It was the day that Mel Gibson’s “N” word rant was exposed on tape. The day the inarticulate ass Jesse Jackson decided to throw his hate into that ring. Never has a cause had such an enemy in its own camp, unless you consider Al Sharpton, which I prefer not to do. So as I was saying, it was that day. The day that I had finally sent my book out to agents, knowing that if something didn’t come of it – if no one was interested – I’d have to go back to work with the rest of the world. Or leave my kid with his rich dad and just piss off back to Europe where I belong. I’d never do that, but the fantasy of it is the only thing, aside from the book, that keeps me from playing with semi-automatic weapons in a McDonalds. Not that that would be fair. Fish in a barrel is one thing. Pigs in a trough is another. The fat chick who lives on the third floor who somehow miraculously has no ass and bad French manicure press-on nails was on the lift with me that day, tapping away insidiously on her fucking Blackberry, though we had no signal, and in those cheap as hell polyester pants it’s not like anyone was actually urgently awaiting any sort of message from her anyway. Pig in a lift.
So that day I realized that I had been so set on finally getting the book out the door that I had forgotten to do what it takes to ensure I had enough money to pay the rent the following Monday.
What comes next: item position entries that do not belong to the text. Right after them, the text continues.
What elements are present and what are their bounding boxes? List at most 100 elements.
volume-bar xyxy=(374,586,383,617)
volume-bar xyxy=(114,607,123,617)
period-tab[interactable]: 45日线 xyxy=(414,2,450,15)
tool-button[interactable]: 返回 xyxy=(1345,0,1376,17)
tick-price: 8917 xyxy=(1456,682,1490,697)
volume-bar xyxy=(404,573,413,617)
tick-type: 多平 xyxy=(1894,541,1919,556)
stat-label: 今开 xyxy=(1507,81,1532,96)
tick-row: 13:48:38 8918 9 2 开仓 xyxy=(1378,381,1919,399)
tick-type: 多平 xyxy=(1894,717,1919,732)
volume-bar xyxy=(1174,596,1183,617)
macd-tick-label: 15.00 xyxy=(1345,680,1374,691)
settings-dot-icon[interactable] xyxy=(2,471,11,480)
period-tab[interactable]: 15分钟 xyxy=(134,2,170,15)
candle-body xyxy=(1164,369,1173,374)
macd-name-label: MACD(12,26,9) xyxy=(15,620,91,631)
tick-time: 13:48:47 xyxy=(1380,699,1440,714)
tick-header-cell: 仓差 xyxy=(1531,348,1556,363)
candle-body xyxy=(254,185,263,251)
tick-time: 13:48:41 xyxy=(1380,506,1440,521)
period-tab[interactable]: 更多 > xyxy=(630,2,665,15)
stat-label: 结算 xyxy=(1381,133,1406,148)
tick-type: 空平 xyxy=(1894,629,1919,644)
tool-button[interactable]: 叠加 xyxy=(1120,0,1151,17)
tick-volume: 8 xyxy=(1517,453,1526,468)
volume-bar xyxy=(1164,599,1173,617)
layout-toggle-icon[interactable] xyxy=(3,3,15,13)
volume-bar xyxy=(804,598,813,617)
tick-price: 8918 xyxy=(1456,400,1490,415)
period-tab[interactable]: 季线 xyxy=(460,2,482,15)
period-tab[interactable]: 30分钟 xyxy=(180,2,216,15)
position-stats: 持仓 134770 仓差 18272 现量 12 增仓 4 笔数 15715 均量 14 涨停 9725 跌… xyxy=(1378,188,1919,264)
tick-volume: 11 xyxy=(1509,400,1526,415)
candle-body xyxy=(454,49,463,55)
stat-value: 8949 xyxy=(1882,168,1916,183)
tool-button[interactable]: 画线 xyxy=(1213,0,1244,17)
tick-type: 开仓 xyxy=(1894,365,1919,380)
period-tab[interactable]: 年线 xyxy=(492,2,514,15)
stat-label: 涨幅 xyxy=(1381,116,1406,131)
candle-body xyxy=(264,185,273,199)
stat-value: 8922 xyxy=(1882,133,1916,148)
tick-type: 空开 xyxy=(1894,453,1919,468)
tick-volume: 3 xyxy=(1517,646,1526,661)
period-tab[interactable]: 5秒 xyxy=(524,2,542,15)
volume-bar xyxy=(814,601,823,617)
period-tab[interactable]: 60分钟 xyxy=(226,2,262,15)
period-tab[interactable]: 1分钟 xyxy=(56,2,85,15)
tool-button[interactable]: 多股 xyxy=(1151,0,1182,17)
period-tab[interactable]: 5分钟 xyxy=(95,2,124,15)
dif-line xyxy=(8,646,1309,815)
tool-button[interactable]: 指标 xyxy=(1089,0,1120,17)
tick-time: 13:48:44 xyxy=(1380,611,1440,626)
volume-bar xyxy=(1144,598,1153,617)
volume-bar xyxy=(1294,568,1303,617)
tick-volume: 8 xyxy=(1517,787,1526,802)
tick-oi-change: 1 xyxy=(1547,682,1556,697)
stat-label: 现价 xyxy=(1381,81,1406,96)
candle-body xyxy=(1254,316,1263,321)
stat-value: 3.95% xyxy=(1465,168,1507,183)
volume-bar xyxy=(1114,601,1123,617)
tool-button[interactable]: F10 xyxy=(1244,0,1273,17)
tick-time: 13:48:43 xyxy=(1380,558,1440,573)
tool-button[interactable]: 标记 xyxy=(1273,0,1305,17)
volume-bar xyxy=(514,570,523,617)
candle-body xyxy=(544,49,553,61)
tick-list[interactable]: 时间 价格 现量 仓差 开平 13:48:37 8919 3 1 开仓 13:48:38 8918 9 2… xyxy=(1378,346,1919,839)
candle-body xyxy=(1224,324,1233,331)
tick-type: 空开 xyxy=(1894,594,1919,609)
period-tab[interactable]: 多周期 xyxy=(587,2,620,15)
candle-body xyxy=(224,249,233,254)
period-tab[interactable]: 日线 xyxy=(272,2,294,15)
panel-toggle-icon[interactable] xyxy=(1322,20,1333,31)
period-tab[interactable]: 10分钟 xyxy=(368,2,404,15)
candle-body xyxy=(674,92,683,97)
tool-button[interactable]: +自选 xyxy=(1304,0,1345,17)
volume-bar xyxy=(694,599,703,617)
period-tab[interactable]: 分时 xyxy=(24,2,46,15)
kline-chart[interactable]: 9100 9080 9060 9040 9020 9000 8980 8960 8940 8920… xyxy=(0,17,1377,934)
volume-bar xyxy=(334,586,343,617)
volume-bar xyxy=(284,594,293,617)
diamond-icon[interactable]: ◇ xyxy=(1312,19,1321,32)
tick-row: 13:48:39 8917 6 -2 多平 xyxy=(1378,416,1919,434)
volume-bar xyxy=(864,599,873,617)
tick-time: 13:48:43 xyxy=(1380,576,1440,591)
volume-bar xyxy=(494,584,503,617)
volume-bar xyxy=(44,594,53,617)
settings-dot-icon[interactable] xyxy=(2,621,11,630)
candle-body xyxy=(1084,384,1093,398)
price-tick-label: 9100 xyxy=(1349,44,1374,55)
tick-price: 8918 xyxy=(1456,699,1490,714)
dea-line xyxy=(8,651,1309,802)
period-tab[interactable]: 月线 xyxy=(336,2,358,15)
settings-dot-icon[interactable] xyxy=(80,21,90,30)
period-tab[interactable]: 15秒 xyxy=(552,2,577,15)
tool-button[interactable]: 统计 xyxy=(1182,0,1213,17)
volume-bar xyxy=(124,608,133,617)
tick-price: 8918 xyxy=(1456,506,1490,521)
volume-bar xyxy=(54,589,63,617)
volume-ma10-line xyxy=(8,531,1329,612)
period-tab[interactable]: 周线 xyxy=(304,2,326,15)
For months I had been selling off trophies of my former life as an overpaid creative type in another world just to pay the bills. Only my family knew while everyone else whispered about how I must be “loaded,” not realizing the irony of their assumption and its correlation to my stash of vodka. It never bothered me, selling me stuff. It’s just stuff, and if I didn’t have $3000 handbags and $8000 watches then the money that I spent on those things would not have been sitting in a bank for me, waiting for a rainy day, or there when I wanted to take a year off to explore my writer self. It would have been blown on something, if not these now negotiable vessels of materialism that were for me better than savings and by all accounts better than having invested it with some low life scammer. But most months I started in the first week of the month prior preparing for the next month so that I was never caught unawares.
When you’re a writer and you need to write, you wait for those days to come when you no longer want the distractions or the noise or the thoughts. And like a junkie who treats every fix as though it were their last, a writer lives in eternal fear that the words will come no more. That it is a defined well of bullshit from which we draw, and that one day the bucket will come up empty. So on those rare days when the page is our friend, we write. And in those rare weeks when we feel strong enough to write the query, draft the synopsis and have enough self-esteem to refine our bio without staining the page with our own vomit of self-loathing, we do it. That was this week, and the next week was rent and now I was fucked. So whereas I’d usually methodically decide what to sell, offer it to a few different sources and then strategically work out the most profitable combinations, this week I had no time. I had to find the one thing in my closet worth enough at resale on its own to pay the hefty rent for the overpriced loft. Only thing was, it was my son’s. My beautiful baby boy, who despite my earlier comment that I would leave him here, I love more than the air I breathe; he is the reason I write and continue to hope that someday I’ll actually make money at this thing for which I gave up afore-mentioned overpaid job.
I had no guilt. He loved our home and wanted to stay and the next time he asked where his alligator Prada carryon had gone, I’d simply tell him to look over his head. Then I’d have guilt. But until that moment comes I live with the reality of the need to, well, live. And with the hope that I‘ll make the money to buy him another. Not because I want him to kneel at the alter of materialism. But because my kid shouldn’t pay for my choices.
I know what you’re thinking, reading this now. If anyone is. Dumb bitch gave her kid an alligator Prada carryon. Not entirely the case as it was given to me. And even if it hadn’t been, we single parents overcompensate a lot. But the bag hurt my hands and made me look like a dyke and when one day we were traveling abroad he asked for a manly bag in which to carry his own things, I gave it to him. And he forthwith stuck his trusty bear in the outside pocket, his face pointing outwards so he could breathe and see, and his little paws hanging over the edge of the pocket so he could touch. My son said. And shit like that can melt this heart that is otherwise impenetrable by a diamond tipped drill, so from that day forward, it was his.
And that day as I stood in my bedroom making sure any belongings had all been cleared, putting it back into its dust bag and then tucking it into a box, I listened for any sign that he was coming out of his room and into mine, knowing that I could explain it to him someday, but not that day. That day I had no feelings, as most survivors don’t. I did what it takes to give my son another 4.5 weeks of normal. All that he craves. Normal. I sent my book, either ingenious fluidity or absolute banal crap, out into the world to be read, trod upon and coffee stained. I sent his bag out into the world as currency so I could drivel on a little longer. And when I came from the post office that day, where I had been to spend $71 I did not have to send my book to London agents because American ones suck, and where I had spent $48 I did not have sending his bag across the country, my son came downstairs, hugged me and told me how proud he was of me and that he believed in me and that he knows my book will sell. And he meant it. And the guilt came.